Architecture Archives of the Future

Depot of the Dutch national collection of architecture and urban planning at Nieuwe Instituut, with the Euromast model by Van den Broek and Bakema, photo Johannes Schwartz.

The Architecture Archives of the Future group aims to develop innovative methods of architectural knowledge production based on the new opportunities presented by digital media and technologies, while building on the Delft traditions of plan analysis and precedent research. Questions behind the research and education of the group are design-driven to contribute to the urgent societal questions of today, including the ones of climate change impact on the built environment and ecological systems, and the socio-political ideas around democracy, diversity and inclusion, post-coloniality and modernity, and how these pertain to the traditions of open societies.

Architecture culture and knowledge are produced in many interconnected places. One of the most interesting sites today is the one of the archive under the impact of new digital technologies. Once a dark place where forgotten drawing rolls collected dust, the digital turn has brought a new excitement as well challenge to the architectural archive for research, education and design knowledge.
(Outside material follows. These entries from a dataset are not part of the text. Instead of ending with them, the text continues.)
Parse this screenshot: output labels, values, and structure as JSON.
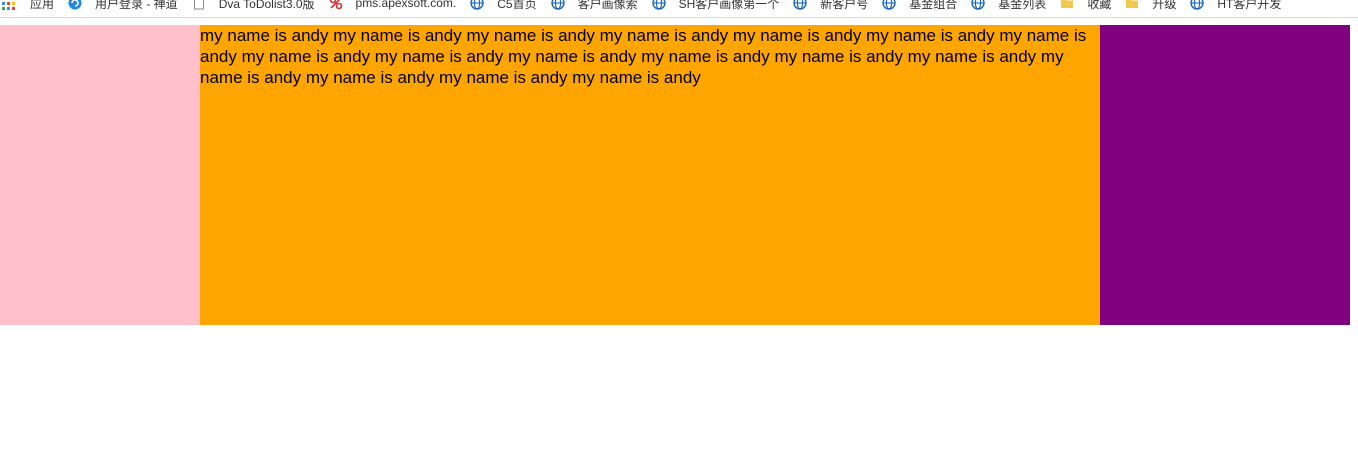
{
  "bookmarks": {
    "apps_label": "应用",
    "items": [
      {
        "label": "用户登录 - 禅道",
        "icon": "chandao-icon",
        "color": "#1e88e5"
      },
      {
        "label": "Dva ToDolist3.0版",
        "icon": "page-icon",
        "color": "#888888"
      },
      {
        "label": "pms.apexsoft.com.",
        "icon": "apexsoft-icon",
        "color": "#d32f2f"
      },
      {
        "label": "C5首页",
        "icon": "globe-icon",
        "color": "#1565c0"
      },
      {
        "label": "客户画像索",
        "icon": "globe-icon",
        "color": "#1565c0"
      },
      {
        "label": "SH客户画像第一个",
        "icon": "globe-icon",
        "color": "#1565c0"
      },
      {
        "label": "新客户号",
        "icon": "globe-icon",
        "color": "#1565c0"
      },
      {
        "label": "基金组合",
        "icon": "globe-icon",
        "color": "#1565c0"
      },
      {
        "label": "基金列表",
        "icon": "globe-icon",
        "color": "#1565c0"
      },
      {
        "label": "收藏",
        "icon": "folder-icon",
        "color": "#f2c94c"
      },
      {
        "label": "升级",
        "icon": "folder-icon",
        "color": "#f2c94c"
      },
      {
        "label": "HT客户开发",
        "icon": "globe-icon",
        "color": "#1565c0"
      }
    ]
  },
  "layout": {
    "left_color": "#ffc0cb",
    "center_color": "#ffa500",
    "right_color": "#800080"
  },
  "center": {
    "text": "my name is andy my name is andy my name is andy my name is andy my name is andy my name is andy my name is andy my name is andy my name is andy my name is andy my name is andy my name is andy my name is andy my name is andy my name is andy my name is andy my name is andy"
  }
}
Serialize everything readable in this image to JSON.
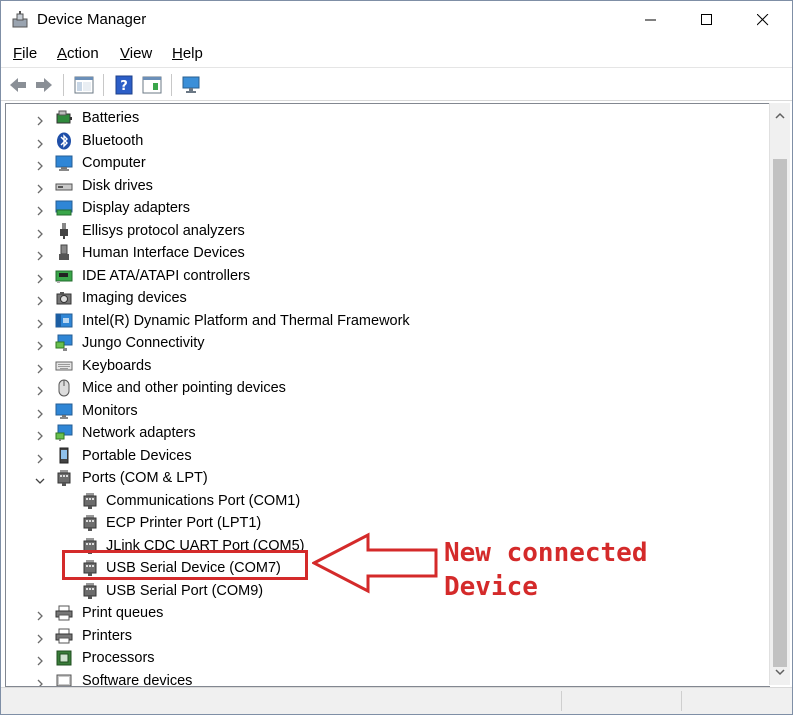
{
  "window": {
    "title": "Device Manager",
    "icon": "device-manager-icon"
  },
  "menu": [
    {
      "label": "File"
    },
    {
      "label": "Action"
    },
    {
      "label": "View"
    },
    {
      "label": "Help"
    }
  ],
  "toolbar": [
    "back-arrow-icon",
    "forward-arrow-icon",
    "show-hide-tree-icon",
    "help-icon",
    "properties-icon",
    "scan-hardware-icon"
  ],
  "tree": {
    "items": [
      {
        "label": "Batteries",
        "icon": "battery-icon",
        "state": "collapsed"
      },
      {
        "label": "Bluetooth",
        "icon": "bluetooth-icon",
        "state": "collapsed"
      },
      {
        "label": "Computer",
        "icon": "computer-icon",
        "state": "collapsed"
      },
      {
        "label": "Disk drives",
        "icon": "disk-drive-icon",
        "state": "collapsed"
      },
      {
        "label": "Display adapters",
        "icon": "display-adapter-icon",
        "state": "collapsed"
      },
      {
        "label": "Ellisys protocol analyzers",
        "icon": "usb-plug-icon",
        "state": "collapsed"
      },
      {
        "label": "Human Interface Devices",
        "icon": "hid-icon",
        "state": "collapsed"
      },
      {
        "label": "IDE ATA/ATAPI controllers",
        "icon": "ide-controller-icon",
        "state": "collapsed"
      },
      {
        "label": "Imaging devices",
        "icon": "camera-icon",
        "state": "collapsed"
      },
      {
        "label": "Intel(R) Dynamic Platform and Thermal Framework",
        "icon": "chip-board-icon",
        "state": "collapsed"
      },
      {
        "label": "Jungo Connectivity",
        "icon": "network-monitor-icon",
        "state": "collapsed"
      },
      {
        "label": "Keyboards",
        "icon": "keyboard-icon",
        "state": "collapsed"
      },
      {
        "label": "Mice and other pointing devices",
        "icon": "mouse-icon",
        "state": "collapsed"
      },
      {
        "label": "Monitors",
        "icon": "monitor-icon",
        "state": "collapsed"
      },
      {
        "label": "Network adapters",
        "icon": "network-adapter-icon",
        "state": "collapsed"
      },
      {
        "label": "Portable Devices",
        "icon": "portable-device-icon",
        "state": "collapsed"
      },
      {
        "label": "Ports (COM & LPT)",
        "icon": "port-icon",
        "state": "expanded"
      },
      {
        "label": "Communications Port (COM1)",
        "icon": "port-icon",
        "state": "child"
      },
      {
        "label": "ECP Printer Port (LPT1)",
        "icon": "port-icon",
        "state": "child"
      },
      {
        "label": "JLink CDC UART Port (COM5)",
        "icon": "port-icon",
        "state": "child"
      },
      {
        "label": "USB Serial Device (COM7)",
        "icon": "port-icon",
        "state": "child"
      },
      {
        "label": "USB Serial Port (COM9)",
        "icon": "port-icon",
        "state": "child"
      },
      {
        "label": "Print queues",
        "icon": "printer-icon",
        "state": "collapsed"
      },
      {
        "label": "Printers",
        "icon": "printer-icon",
        "state": "collapsed"
      },
      {
        "label": "Processors",
        "icon": "processor-icon",
        "state": "collapsed"
      },
      {
        "label": "Software devices",
        "icon": "software-device-icon",
        "state": "collapsed"
      }
    ]
  },
  "annotation": {
    "line1": "New connected",
    "line2": "Device",
    "color": "#d42a2a"
  }
}
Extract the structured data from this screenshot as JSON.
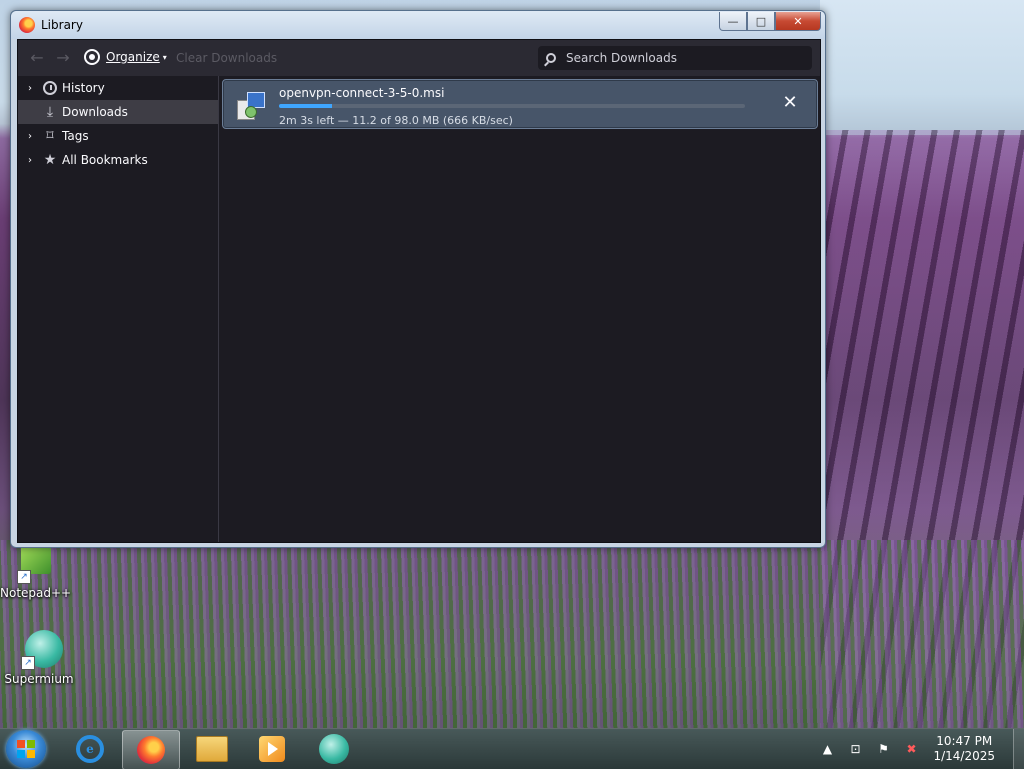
{
  "window": {
    "title": "Library",
    "controls": {
      "minimize": "—",
      "maximize": "□",
      "close": "✕"
    }
  },
  "toolbar": {
    "back_icon": "back-arrow-icon",
    "forward_icon": "forward-arrow-icon",
    "organize_label": "Organize",
    "clear_downloads_label": "Clear Downloads",
    "search": {
      "placeholder": "Search Downloads",
      "value": ""
    }
  },
  "sidebar": {
    "items": [
      {
        "label": "History",
        "icon": "clock-icon",
        "expandable": true,
        "selected": false
      },
      {
        "label": "Downloads",
        "icon": "download-icon",
        "expandable": false,
        "selected": true
      },
      {
        "label": "Tags",
        "icon": "tag-icon",
        "expandable": true,
        "selected": false
      },
      {
        "label": "All Bookmarks",
        "icon": "star-icon",
        "expandable": true,
        "selected": false
      }
    ]
  },
  "downloads": [
    {
      "filename": "openvpn-connect-3-5-0.msi",
      "status": "2m 3s left — 11.2 of 98.0 MB (666 KB/sec)",
      "progress": 0.114,
      "icon": "installer-package-icon"
    }
  ],
  "desktop_icons": [
    {
      "label": "Notepad++",
      "icon": "notepadpp-icon"
    },
    {
      "label": "Supermium",
      "icon": "supermium-icon"
    }
  ],
  "taskbar": {
    "apps": [
      {
        "name": "internet-explorer",
        "icon": "ie-icon",
        "active": false
      },
      {
        "name": "firefox",
        "icon": "firefox-icon",
        "active": true
      },
      {
        "name": "file-explorer",
        "icon": "folder-icon",
        "active": false
      },
      {
        "name": "media-player",
        "icon": "media-player-icon",
        "active": false
      },
      {
        "name": "supermium",
        "icon": "supermium-icon",
        "active": false
      }
    ],
    "time": "10:47 PM",
    "date": "1/14/2025"
  },
  "colors": {
    "client_bg": "#1c1b22",
    "toolbar_bg": "#2b2a33",
    "selected_item_bg": "#3e3d45",
    "download_item_bg": "#475569",
    "progress_fill": "#3fa6ff"
  }
}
Archives are potentially more open and more public than ever, more and better connected, linked with other archives and other institutions, communicating with other disciplines and other media platforms. While residing in depots and repositories, archives have also become nomadic and multimedia, on phones, tablets and other communication devices. Architectural archives must therefore be reconceived as generative memory spaces, as data producers themselves, and an interface between publics and professionals.

The group's activities are closely connected with the Jaap Bakema Study Centre, the research collaboration between the Faculty of Architecture and the Built Environment and the Nieuwe Instituut in Rotterdam, which hosts the Dutch national collection of architecture and urban planning.